Les effluves du désir émanent de la forêt
Par : Sébastien Bouthillier
Dans la campagne québécoise des années 30, naît une jeune fille dont la mère décède en lui donnant la vie. Clara (Alice Moreault) sera élevée par son père (Étienne Pilon), mais elle ignore encore lire et compter à l’âge de 10 ans. Sauvageonne, elle imite plutôt les bruits d’animaux et se promène journellement dans la forêt où s’est retiré son père endeuillé.

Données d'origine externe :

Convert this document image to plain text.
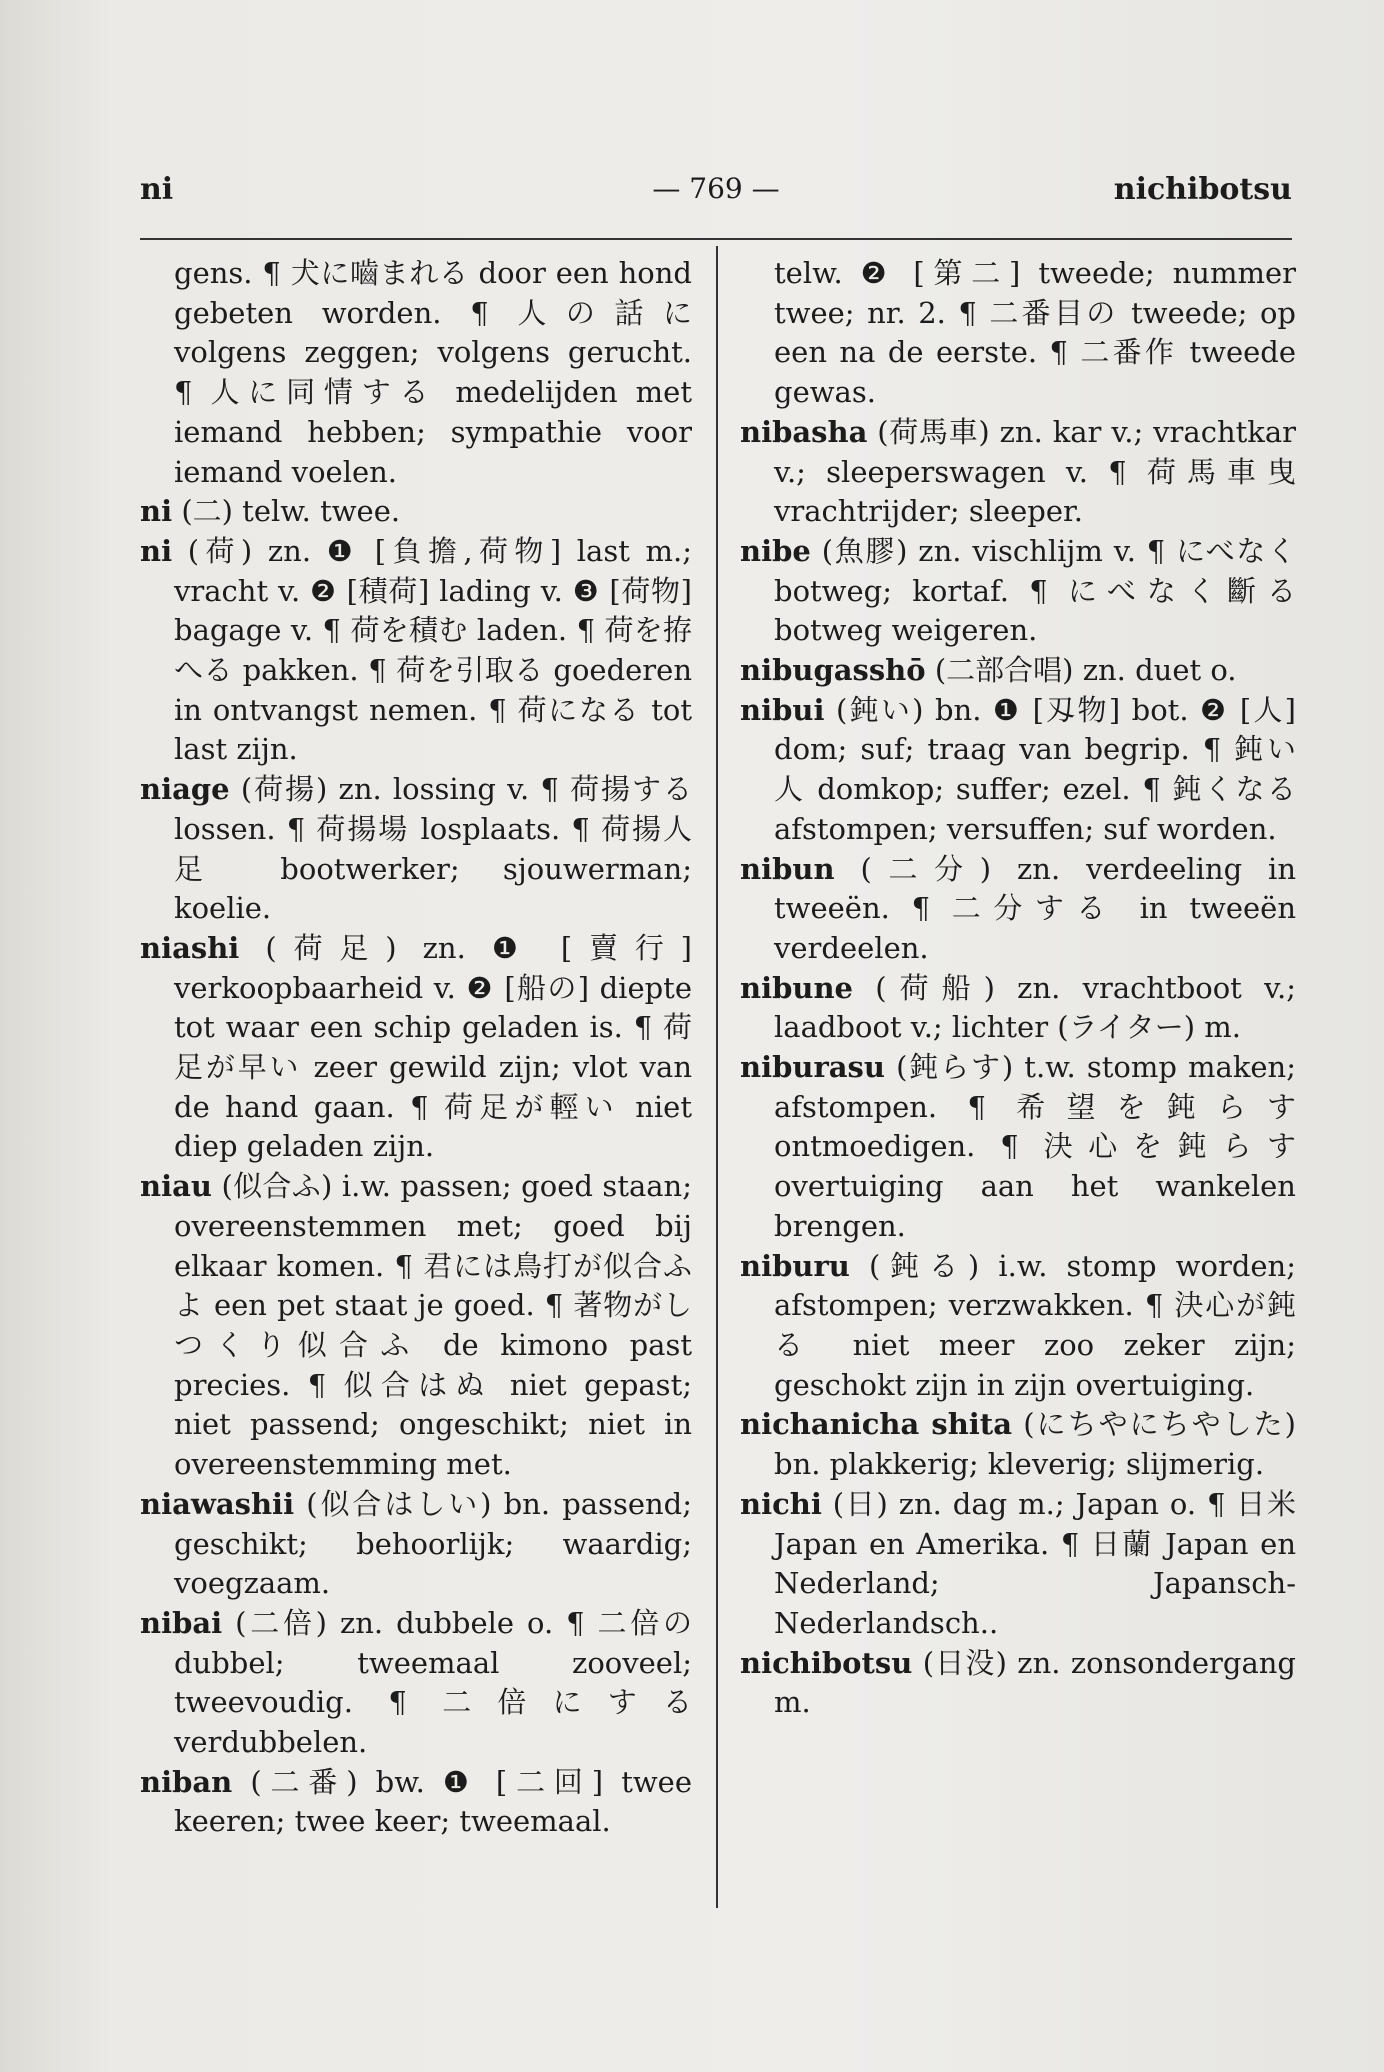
ni	— 769 —	nichibotsu

gens. ¶ 犬に嚙まれる door een hond gebeten worden. ¶ 人の話に volgens zeggen; volgens gerucht. ¶ 人に同情する medelijden met iemand hebben; sympathie voor iemand voelen.

ni (二) telw. twee.

ni (荷) zn. ❶ [負擔,荷物] last m.; vracht v. ❷ [積荷] lading v. ❸ [荷物] bagage v. ¶ 荷を積む laden. ¶ 荷を拵へる pakken. ¶ 荷を引取る goederen in ontvangst nemen. ¶ 荷になる tot last zijn.

niage (荷揚) zn. lossing v. ¶ 荷揚する lossen. ¶ 荷揚場 losplaats. ¶ 荷揚人足 bootwerker; sjouwerman; koelie.

niashi (荷足) zn. ❶ [賣行] verkoopbaarheid v. ❷ [船の] diepte tot waar een schip geladen is. ¶ 荷足が早い zeer gewild zijn; vlot van de hand gaan. ¶ 荷足が輕い niet diep geladen zijn.

niau (似合ふ) i.w. passen; goed staan; overeenstemmen met; goed bij elkaar komen. ¶ 君には鳥打が似合ふよ een pet staat je goed. ¶ 著物がしつくり似合ふ de kimono past precies. ¶ 似合はぬ niet gepast; niet passend; ongeschikt; niet in overeenstemming met.

niawashii (似合はしい) bn. passend; geschikt; behoorlijk; waardig; voegzaam.

nibai (二倍) zn. dubbele o. ¶ 二倍の dubbel; tweemaal zooveel; tweevoudig. ¶ 二倍にする verdubbelen.

niban (二番) bw. ❶ [二回] twee keeren; twee keer; tweemaal.

telw. ❷ [第二] tweede; nummer twee; nr. 2. ¶ 二番目の tweede; op een na de eerste. ¶ 二番作 tweede gewas.

nibasha (荷馬車) zn. kar v.; vrachtkar v.; sleeperswagen v. ¶ 荷馬車曳 vrachtrijder; sleeper.

nibe (魚膠) zn. vischlijm v. ¶ にべなく botweg; kortaf. ¶ にべなく斷る botweg weigeren.

nibugasshō (二部合唱) zn. duet o.

nibui (鈍い) bn. ❶ [刄物] bot. ❷ [人] dom; suf; traag van begrip. ¶ 鈍い人 domkop; suffer; ezel. ¶ 鈍くなる afstompen; versuffen; suf worden.

nibun (二分) zn. verdeeling in tweeën. ¶ 二分する in tweeën verdeelen.

nibune (荷船) zn. vrachtboot v.; laadboot v.; lichter (ライター) m.

niburasu (鈍らす) t.w. stomp maken; afstompen. ¶ 希望を鈍らす ontmoedigen. ¶ 決心を鈍らす overtuiging aan het wankelen brengen.

niburu (鈍る) i.w. stomp worden; afstompen; verzwakken. ¶ 決心が鈍る niet meer zoo zeker zijn; geschokt zijn in zijn overtuiging.

nichanicha shita (にちやにちやした) bn. plakkerig; kleverig; slijmerig.

nichi (日) zn. dag m.; Japan o. ¶ 日米 Japan en Amerika. ¶ 日蘭 Japan en Nederland; Japansch-Nederlandsch..

nichibotsu (日没) zn. zonsondergang m.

Mademoiselle l’institutrice (Émilie Bibeau) insufflera à Clara la connaissance. Atteint d’un mal fatal, l’institutrice s’empresse de transmettre son savoir à Clara avant de s’éteindre, car elle mourra comme sa mère en lui transmettant son héritage. L’adolescente de 15 ans surprend un lieutenant anglais (François-Xavier Dufour) réfugié dans la forêt. Amoureuse de lui, elle trahira son père en retournant le voir pour cesser d’être une enfant.

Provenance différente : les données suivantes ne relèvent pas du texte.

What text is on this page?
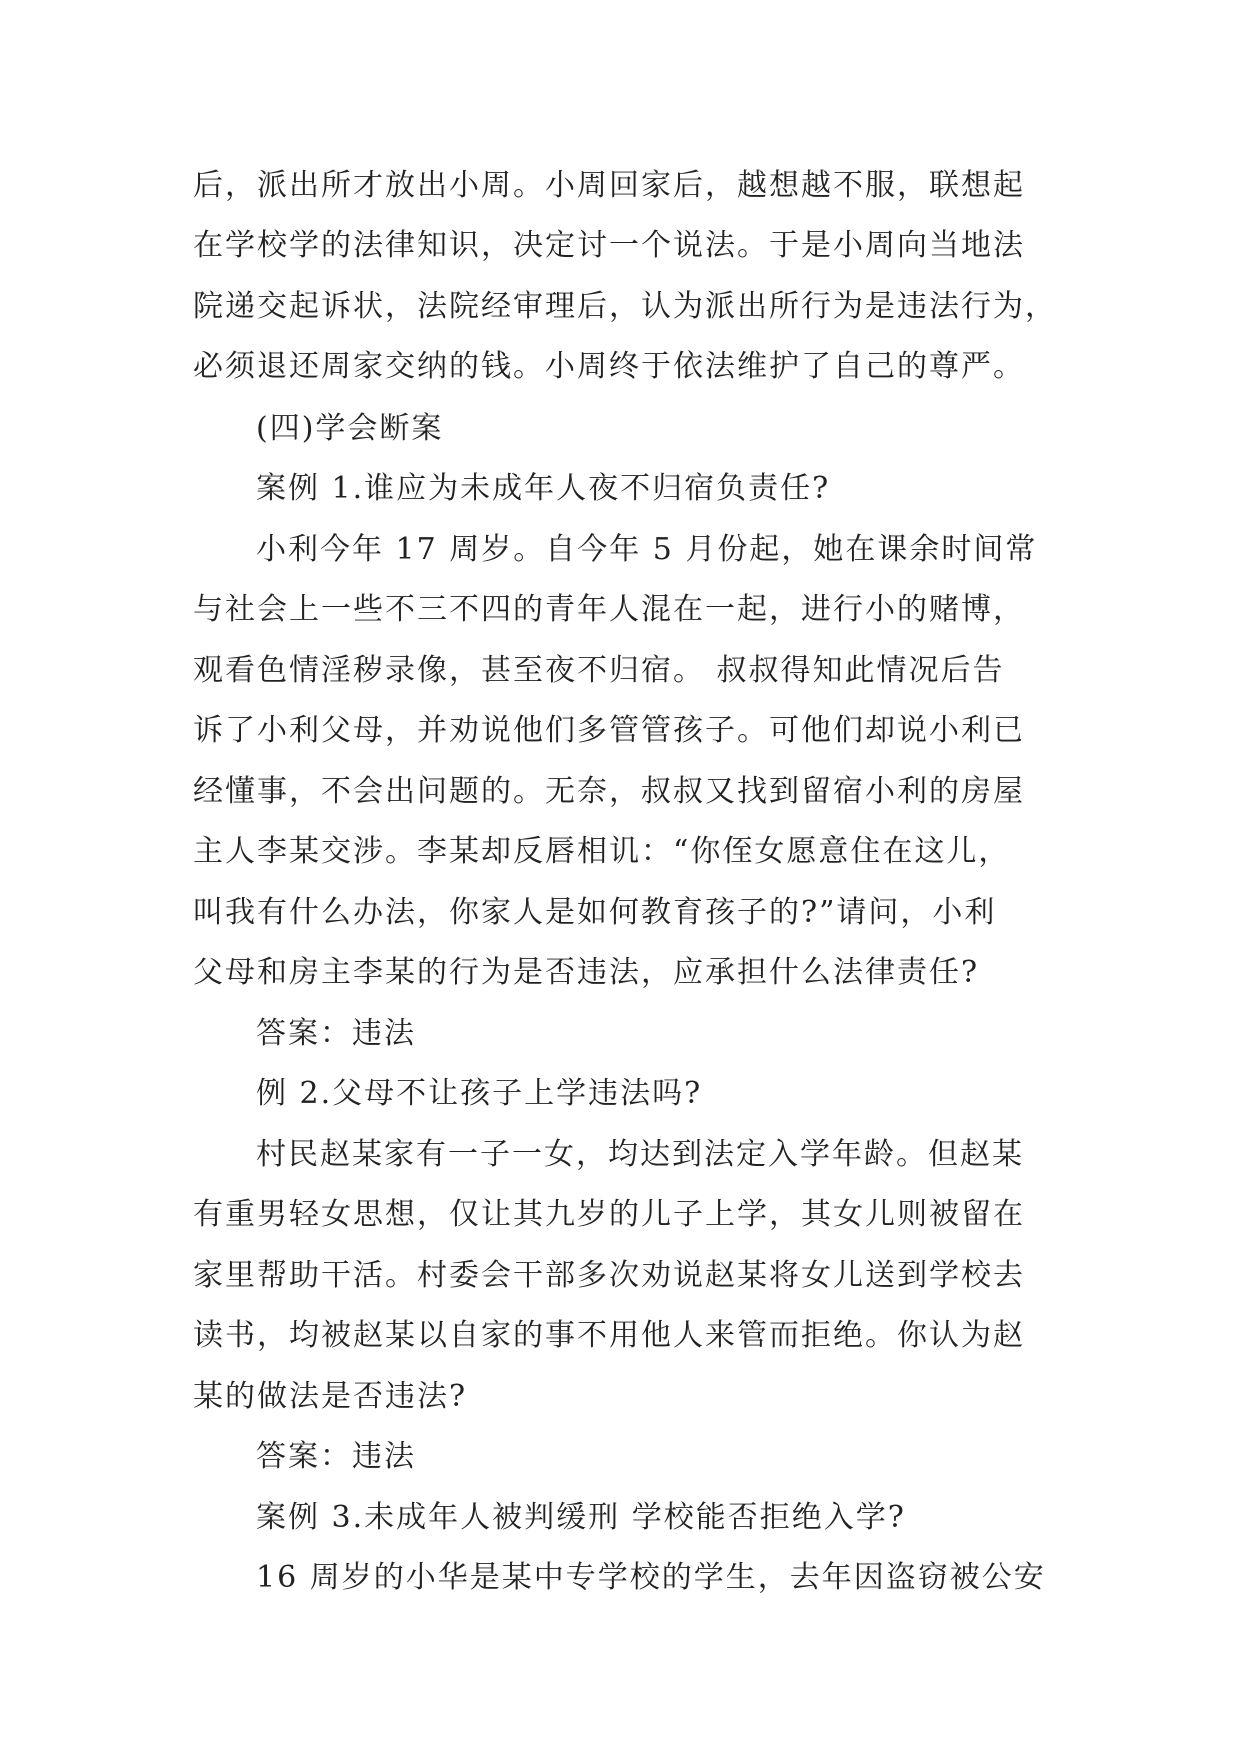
后，派出所才放出小周。小周回家后，越想越不服，联想起
在学校学的法律知识，决定讨一个说法。于是小周向当地法
院递交起诉状，法院经审理后，认为派出所行为是违法行为，
必须退还周家交纳的钱。小周终于依法维护了自己的尊严。
(四)学会断案
案例 1.谁应为未成年人夜不归宿负责任?
小利今年 17 周岁。自今年 5 月份起，她在课余时间常
与社会上一些不三不四的青年人混在一起，进行小的赌博，
观看色情淫秽录像，甚至夜不归宿。 叔叔得知此情况后告
诉了小利父母，并劝说他们多管管孩子。可他们却说小利已
经懂事，不会出问题的。无奈，叔叔又找到留宿小利的房屋
主人李某交涉。李某却反唇相讥：“你侄女愿意住在这儿，
叫我有什么办法，你家人是如何教育孩子的?”请问，小利
父母和房主李某的行为是否违法，应承担什么法律责任?
答案：违法
例 2.父母不让孩子上学违法吗?
村民赵某家有一子一女，均达到法定入学年龄。但赵某
有重男轻女思想，仅让其九岁的儿子上学，其女儿则被留在
家里帮助干活。村委会干部多次劝说赵某将女儿送到学校去
读书，均被赵某以自家的事不用他人来管而拒绝。你认为赵
某的做法是否违法?
答案：违法
案例 3.未成年人被判缓刑 学校能否拒绝入学?
16 周岁的小华是某中专学校的学生，去年因盗窃被公安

Pierre-Yves Lemieux signe ce qu’il appelle une « transcréation théâtrale », plus qu’une adaptation, du roman d’Anne Hébert paru en 1995 (Aurélien, Clara, Mademoiselle et le Lieutenant anglais). Dans la langue ciselée de finesse de la romancière québécoise qui aurait eu 100 ans cette année, les personnages tourmentés recherchent un absolu qui dépasse le catholicisme de leur époque. Entre folie et mort, comment l’exprimeront-ils?
La violence de l’espace sauvage à occuper se manifeste à travers la nature dans le texte d’Hébert. Les métaphores et les références à la forêt, au temps et à la faune témoignent du tumulte des éléments autant que Clara réprime sa sexualité. La nature envahit la demeure, l’intrusion de ce qui se passe dehors vers l’intérieur semble imminente comme lorsque la pluie torrentielle risque d’inonder la maison. La peur attrape le désir.
La mise en scène de Luce Pelletier libère l’espace pour que la parole des personnages l’occupe. Les dialogues se faisant rares, chaque personnage devient le narrateur à vif de son parcours solitaire.
Clara, à l’Espace Go jusqu’au 1er octobre.